Это становится последней каплей. Корчась от унижения, Ольга рассказывает маме об отказах. На задумчивом дядьке мама начинает хмуриться, и рассказ о мымре в лосинах, которая помешала, когда дело уже почти выгорело, вызывает у нее странное, неприятно тревожащее облегчение. Подперев щеку ладонью, мама грустно смотрит, как Ольга шипит и плюется от ярости.
— Мы же хотели, чтобы ты пошла в художественное училище, — напоминает она. — Если сейчас бросишь — не поступишь…
— Ну и не надо. Поступлю куда-нибудь еще. Или вообще учиться не буду — может, я уже начальницей стану, — Ольга понимает, что молотит чушь, но остановиться не может. Думает: если бы этот дурацкий жених не пропал, у нас, может быть, было бы больше денег. Мысль тошнотворная, как попавшая под машину крыса с выдавленными кишками, но Ольга никак не может выгнать ее из головы. Вспоминает настороженную мымру. — Или вообще замуж за бизнесмена выйду, — брякает она.
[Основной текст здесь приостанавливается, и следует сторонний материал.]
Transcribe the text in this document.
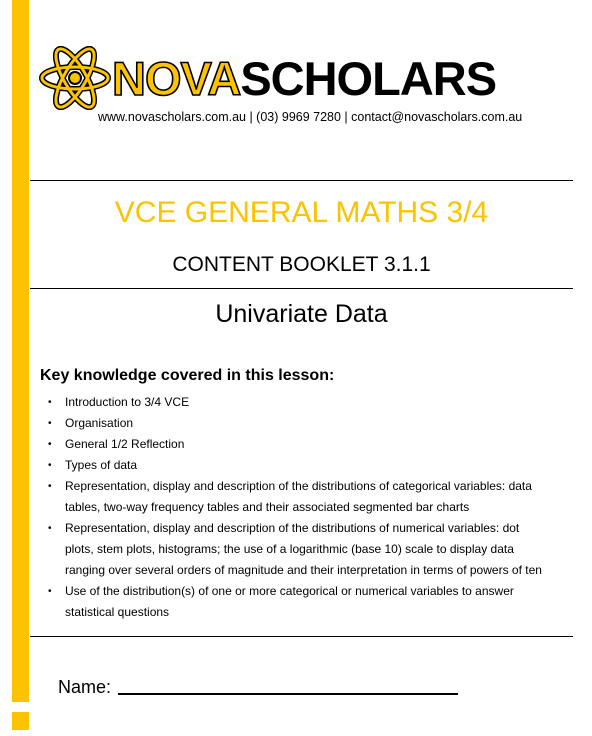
NOVASCHOLARS
www.novascholars.com.au | (03) 9969 7280 | contact@novascholars.com.au
VCE GENERAL MATHS 3/4
CONTENT BOOKLET 3.1.1
Univariate Data
Key knowledge covered in this lesson:
• Introduction to 3/4 VCE
• Organisation
• General 1/2 Reflection
• Types of data
• Representation, display and description of the distributions of categorical variables: data tables, two-way frequency tables and their associated segmented bar charts
• Representation, display and description of the distributions of numerical variables: dot plots, stem plots, histograms; the use of a logarithmic (base 10) scale to display data ranging over several orders of magnitude and their interpretation in terms of powers of ten
• Use of the distribution(s) of one or more categorical or numerical variables to answer statistical questions
Name:
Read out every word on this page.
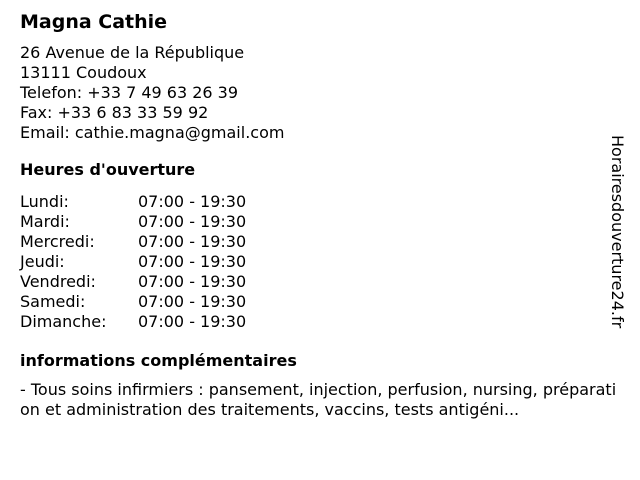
Magna Cathie
26 Avenue de la République
13111 Coudoux
Telefon: +33 7 49 63 26 39
Fax: +33 6 83 33 59 92
Email: cathie.magna@gmail.com
Heures d'ouverture
Lundi:	07:00 - 19:30
Mardi:	07:00 - 19:30
Mercredi:	07:00 - 19:30
Jeudi:	07:00 - 19:30
Vendredi:	07:00 - 19:30
Samedi:	07:00 - 19:30
Dimanche:	07:00 - 19:30
informations complémentaires
- Tous soins infirmiers : pansement, injection, perfusion, nursing, préparation et administration des traitements, vaccins, tests antigéni...
Horairesdouverture24.fr
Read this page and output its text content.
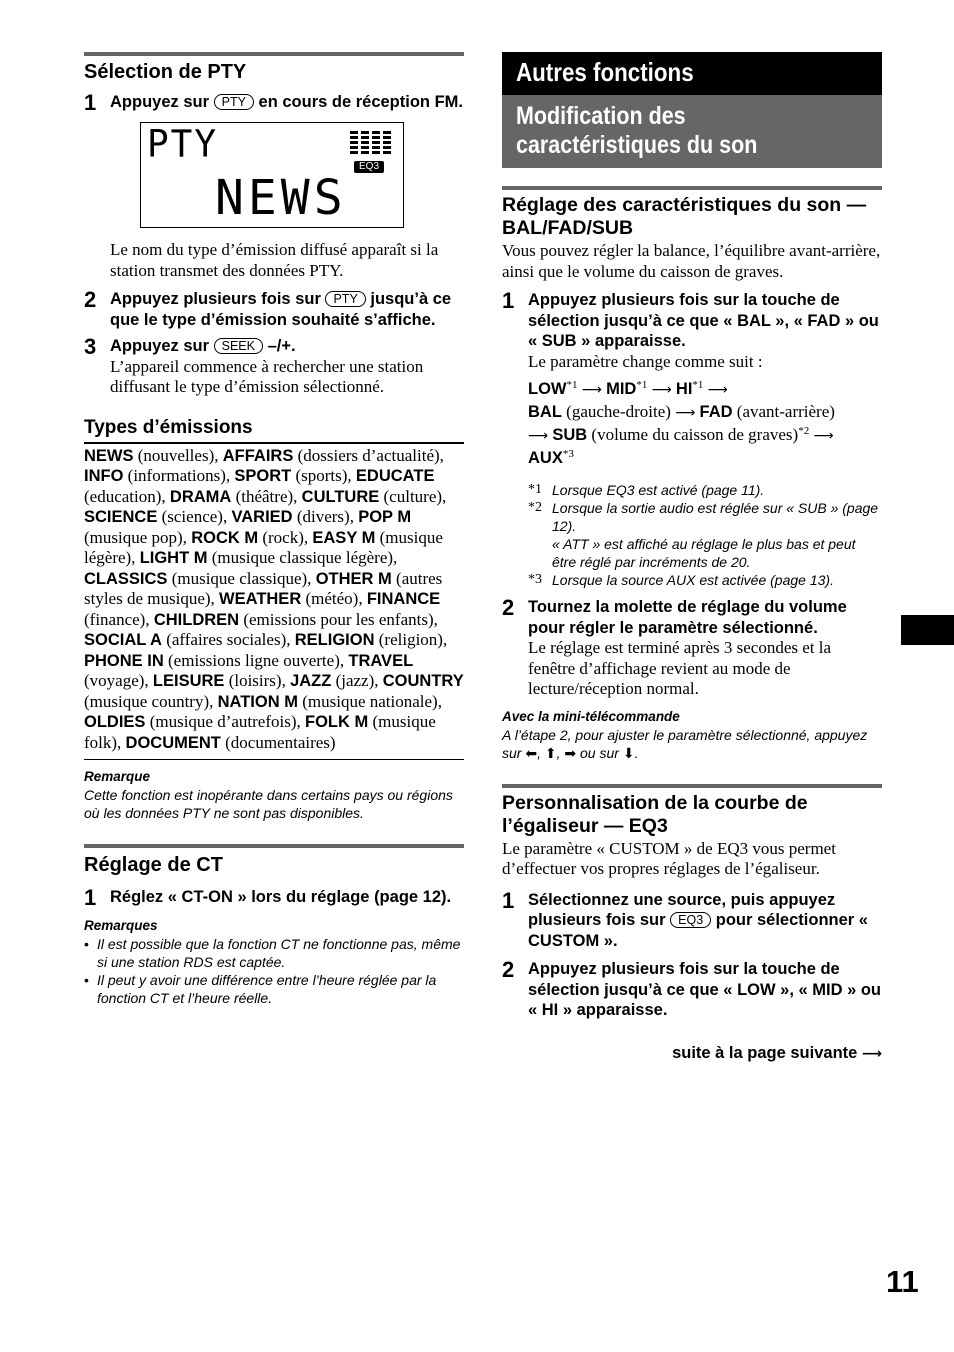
Sélection de PTY
1 Appuyez sur PTY en cours de réception FM.
PTY
EQ3
NEWS
Le nom du type d’émission diffusé apparaît si la station transmet des données PTY.
2 Appuyez plusieurs fois sur PTY jusqu’à ce que le type d’émission souhaité s’affiche.
3 Appuyez sur SEEK –/+.
L’appareil commence à rechercher une station diffusant le type d’émission sélectionné.
Types d’émissions
NEWS (nouvelles), AFFAIRS (dossiers d’actualité), INFO (informations), SPORT (sports), EDUCATE (education), DRAMA (théâtre), CULTURE (culture), SCIENCE (science), VARIED (divers), POP M (musique pop), ROCK M (rock), EASY M (musique légère), LIGHT M (musique classique légère), CLASSICS (musique classique), OTHER M (autres styles de musique), WEATHER (météo), FINANCE (finance), CHILDREN (emissions pour les enfants), SOCIAL A (affaires sociales), RELIGION (religion), PHONE IN (emissions ligne ouverte), TRAVEL (voyage), LEISURE (loisirs), JAZZ (jazz), COUNTRY (musique country), NATION M (musique nationale), OLDIES (musique d’autrefois), FOLK M (musique folk), DOCUMENT (documentaires)
Remarque
Cette fonction est inopérante dans certains pays ou régions où les données PTY ne sont pas disponibles.
Réglage de CT
1 Réglez « CT-ON » lors du réglage (page 12).
Remarques
• Il est possible que la fonction CT ne fonctionne pas, même si une station RDS est captée.
• Il peut y avoir une différence entre l’heure réglée par la fonction CT et l’heure réelle.
Autres fonctions
Modification des
caractéristiques du son
Réglage des caractéristiques du son — BAL/FAD/SUB
Vous pouvez régler la balance, l’équilibre avant-arrière, ainsi que le volume du caisson de graves.
1 Appuyez plusieurs fois sur la touche de sélection jusqu’à ce que « BAL », « FAD » ou « SUB » apparaisse.
Le paramètre change comme suit :
LOW$^{*1}$ ⟶ MID$^{*1}$ ⟶ HI$^{*1}$ ⟶
BAL (gauche-droite) ⟶ FAD (avant-arrière)
⟶ SUB (volume du caisson de graves)$^{*2}$ ⟶
AUX$^{*3}$
*1 Lorsque EQ3 est activé (page 11).
*2 Lorsque la sortie audio est réglée sur « SUB » (page 12).
« ATT » est affiché au réglage le plus bas et peut être réglé par incréments de 20.
*3 Lorsque la source AUX est activée (page 13).
2 Tournez la molette de réglage du volume pour régler le paramètre sélectionné.
Le réglage est terminé après 3 secondes et la fenêtre d’affichage revient au mode de lecture/réception normal.
Avec la mini-télécommande
A l’étape 2, pour ajuster le paramètre sélectionné, appuyez sur ⬅, ⬆, ➡ ou sur ⬇.
Personnalisation de la courbe de l’égaliseur — EQ3
Le paramètre « CUSTOM » de EQ3 vous permet d’effectuer vos propres réglages de l’égaliseur.
1 Sélectionnez une source, puis appuyez plusieurs fois sur EQ3 pour sélectionner « CUSTOM ».
2 Appuyez plusieurs fois sur la touche de sélection jusqu’à ce que « LOW », « MID » ou « HI » apparaisse.
suite à la page suivante ⟶
11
— Еще чего не хватало, — хмурится мама. — Брось, успеешь еще наработаться…
Ольга уперто мотает головой, и мама вздыхает. Ее глаза сами собой соскальзывают на коробку из-под макарон, стоящую на подоконнике, и подбородок поджимается, покрывается дрожащей рябью. Это длится всего мгновение — но Ольга замечает. Замечает и то, что мама старается не смотреть на коробку, — но проклятая картонка притягивает ее, будто недобрым заклинанием.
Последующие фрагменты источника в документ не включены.